A neon hologram of a car driving at top speed, speed of light, cinematic, incredible details, volumetric lighting.
The cars leave the tunnel, back into the real world city Hong Kong."
Google says it has developed "cutting-edge latent diffusion transformers", which it claims prevent the odd jumps, morphing, and flicker that sometimes effects characters and objects in previous AI models, thus helping to ensure much more consistency.
All content created with Veo is watermarked via the SynthID system to help mitigate privacy, copyright and bias risks.
Imogen 3 is Google's latest AI image generation system, which will come in three different variations that are optimised for different types of visuals.
The system has undergone lots of improvements to its ability to understand prompts, making it not only understand natural language more easily, but to be able to pick up on small details in longer prompts. This allows Imogen 3 to better understand descriptions of composition, camera angle or image style.

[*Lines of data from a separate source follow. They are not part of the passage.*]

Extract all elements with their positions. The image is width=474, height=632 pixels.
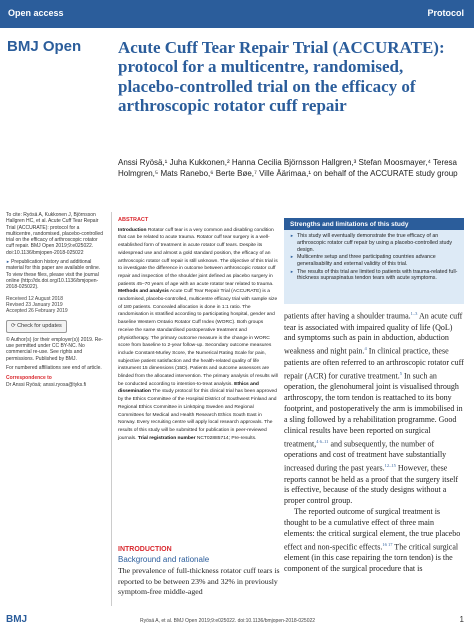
section-label: Protocol bbox=[427, 8, 464, 18]
bmj-footer-logo[interactable]: BMJ bbox=[6, 614, 28, 625]
abstract-methods-label: Methods and analysis bbox=[118, 289, 169, 295]
abstract-intro: Rotator cuff tear is a very common and disabling condition that can be related to acute trauma. Rotator cuff tear surgery is a well-established form of treatment in acute rotator cuff tears. Despite its widespread use and almost a gold standard position, the efficacy of an arthroscopic rotator cuff repair is still unknown. The objective of this trial is to investigate the difference in outcome between arthroscopic rotator cuff repair and inspection of the shoulder joint defined as placebo surgery in patients 45–70 years of age with an acute rotator tear related to trauma. bbox=[118, 227, 278, 287]
page-number: 1 bbox=[459, 615, 464, 624]
list-item: ► The results of this trial are limited to patients with trauma-related full-thickness supraspinatus tendon tears with acute symptoms. bbox=[290, 269, 458, 283]
body-paragraph-1 bbox=[284, 309, 464, 507]
check-updates-label: Check for updates bbox=[17, 323, 62, 330]
article-title: Acute Cuff Tear Repair Trial (ACCURATE): protocol for a multicentre, randomised, placebo-controlled trial on the efficacy of arthroscopic rotator cuff repair bbox=[118, 38, 445, 115]
abstract-heading: ABSTRACT bbox=[118, 217, 149, 223]
reference-link[interactable]: 12–15 bbox=[384, 463, 396, 468]
revised-date: Revised 23 January 2019 bbox=[6, 301, 63, 308]
strengths-heading: Strengths and limitations of this study bbox=[284, 218, 464, 230]
article-dates bbox=[6, 296, 106, 315]
body-text: In such an operation, the glenohumeral joint is visualised through arthroscopy, the torn tendon is reattached to its bony footprint, and postoperatively the arm is immobilised in a sling followed by a rehabilitation programme. Good clinical results have been reported on surgical treatment, bbox=[284, 371, 463, 449]
body-text-column bbox=[284, 309, 464, 575]
header-bar bbox=[0, 0, 474, 28]
correspondence-heading: Correspondence to bbox=[6, 375, 52, 382]
column-divider bbox=[111, 212, 112, 606]
reference-link[interactable]: 16 17 bbox=[382, 541, 393, 547]
introduction-text: The prevalence of full-thickness rotator cuff tears is reported to be between 23% and 32% in previously symptom-free middle-aged bbox=[118, 566, 280, 597]
received-date: Received 12 August 2018 bbox=[6, 295, 63, 302]
footer-citation: Ryösä A, et al. BMJ Open 2019;9:e025022. doi:10.1136/bmjopen-2018-025022 bbox=[140, 618, 316, 624]
body-text: In clinical practice, these patients are often referred to an arthroscopic rotator cuff repair (ACR) for curative treatment. bbox=[284, 346, 464, 381]
abstract-body bbox=[118, 227, 278, 443]
body-text: The critical surgical element (in this case repairing the torn tendon) is the component of the surgical procedure that is bbox=[284, 542, 459, 574]
abstract-methods: Acute Cuff Tear Repair Trial (ACCURATE) is a randomised, placebo-controlled, multicentre efficacy trial with sample size of 180 patients. Concealed allocation is done in 1:1 ratio. The randomisation is stratified according to participating hospital, gender and baseline Western Ontario Rotator Cuff Index (WORC). Both groups receive the same standardised postoperative treatment and physiotherapy. The primary outcome measure is the change in WORC score from baseline to 2-year follow-up. Secondary outcome measures include Constant-Murley Score, the Numerical Rating Scale for pain, subjective patient satisfaction and the health-related quality of life instrument 15 dimensions (15D). Patients and outcome assessors are blinded from the allocated intervention. The primary analysis of results will be conducted according to intention-to-treat analysis. bbox=[118, 289, 278, 387]
body-text: patients after having a shoulder trauma. bbox=[284, 311, 411, 321]
body-text: The reported outcome of surgical treatment is thought to be a cumulative effect of three main elements: the critical surgical element, the true placebo effect and non-specific effects. bbox=[284, 507, 461, 552]
abstract-intro-label: Introduction bbox=[118, 227, 147, 233]
refresh-icon: ⟳ bbox=[11, 323, 16, 330]
abstract-ethics: The study protocol for this clinical trial has been approved by the Ethics Committee of the Hospital District of Southwest Finland and Regional Ethics Committee in Linköping Sweden and Regional Committees for Medical and Health Research Ethics South East in Norway. Every recruiting centre will apply local research approvals. The results of this study will be submitted for publication in peer-reviewed journals. bbox=[118, 389, 277, 441]
list-item: ► This study will eventually demonstrate the true efficacy of an arthroscopic rotator cuff repair by using a placebo-controlled study design. bbox=[290, 233, 458, 254]
abstract-trial: NCT02885714; Pre-results. bbox=[196, 435, 257, 441]
abstract-trial-label: Trial registration number bbox=[137, 435, 196, 441]
reference-link[interactable]: 4 bbox=[364, 346, 367, 352]
cite-info: To cite: Ryösä A, Kukkonen J, Björnsson Hallgren HC, et al. Acute Cuff Tear Repair Trial (ACCURATE): protocol for a multicentre, randomised, placebo-controlled trial on the efficacy of arthroscopic rotator cuff repair. BMJ Open 2019;9:e025022. doi:10.1136/bmjopen-2018-025022 bbox=[6, 212, 103, 256]
body-paragraph-2 bbox=[284, 507, 464, 575]
body-text: An acute cuff tear is associated with impaired quality of life (QoL) and symptoms such as pain in abduction, abduction weakness and night pain. bbox=[284, 311, 463, 356]
affiliations-note: For numbered affiliations see end of article. bbox=[6, 364, 102, 371]
check-updates-button[interactable] bbox=[6, 320, 67, 332]
strengths-limitations-box bbox=[284, 218, 464, 304]
body-text: However, these reports cannot be held as a proof that the surgery itself is effective, because of the study designs without a proper control group. bbox=[284, 463, 459, 506]
body-text: and subsequently, the number of operations and cost of treatment have substantially increased during the past years. bbox=[284, 439, 447, 473]
journal-brand[interactable]: BMJ Open bbox=[7, 38, 82, 55]
correspondence-contact[interactable]: Dr Anssi Ryösä; anssi.ryosa@tyks.fi bbox=[6, 381, 87, 388]
introduction-heading: INTRODUCTION bbox=[118, 546, 172, 553]
author-list: Anssi Ryösä,¹ Juha Kukkonen,² Hanna Cecilia Björnsson Hallgren,³ Stefan Moosmayer,⁴ Teresa Holmgren,⁵ Mats Ranebo,⁶ Berte Bøe,⁷ Ville Äärimaa,¹ on behalf of the ACCURATE study group bbox=[118, 158, 458, 179]
background-subheading: Background and rationale bbox=[118, 555, 210, 564]
accepted-date: Accepted 26 February 2019 bbox=[6, 308, 68, 315]
prepub-note[interactable] bbox=[6, 259, 106, 290]
abstract-section bbox=[118, 217, 278, 442]
strengths-list bbox=[284, 230, 464, 282]
prepub-text: Prepublication history and additional material for this paper are available online. To view these files, please visit the journal online (http://dx.doi.org/10.1136/bmjopen-2018-025022). bbox=[6, 259, 101, 291]
license-text: © Author(s) (or their employer(s)) 2019. Re-use permitted under CC BY-NC. No commercial re-use. See rights and permissions. Published by BMJ. bbox=[6, 336, 103, 362]
reference-link[interactable]: 1–3 bbox=[410, 311, 418, 316]
reference-link[interactable]: 4 6–11 bbox=[316, 438, 329, 444]
open-access-label: Open access bbox=[8, 8, 64, 18]
article-sidebar bbox=[6, 212, 106, 391]
reference-link[interactable]: 5 bbox=[399, 370, 402, 376]
abstract-ethics-label: Ethics and dissemination bbox=[118, 381, 259, 395]
list-item: ► Multicentre setup and three participating countries advance generalisability and external validity of this trial. bbox=[290, 254, 458, 268]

Google claims that Imogen 3 can better render very fine detail in textures, such as the wrinkles on a hand, or knitted wool. A more significant development is that Imogen 3 can accurately create text, something that has eluded most AI image generators until now.

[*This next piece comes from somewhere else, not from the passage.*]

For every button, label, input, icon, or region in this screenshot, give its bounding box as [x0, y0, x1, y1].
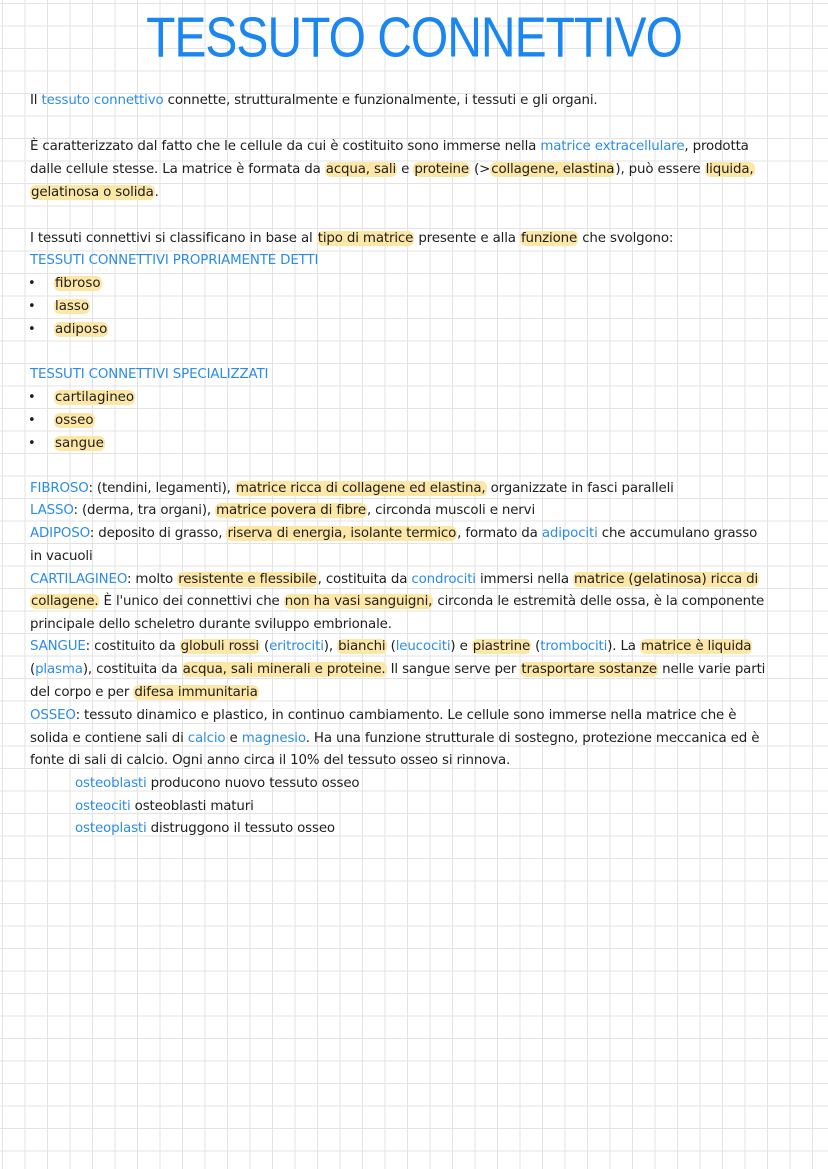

Imogen 2 has received updates that users can begin using right now. The most important of these is the ability to edit an image. By drawing a brush around the area you want to change, you can describe the modification that you want to make, and the AI will modify the existing image with the request.
Just like Veo, all images created with Imogen 3 are digitally watermarked with SynthID, making them identifiable as AI generated images. Unfortunately, ImageFX, which hosts Imogen 3 (and currently Imogen 2) and VideoFX where Veo will be available for testing, are only available in a limited number of countries outside the US. Additionally, Imogen 3 will also be rolled out to VertexAI as well.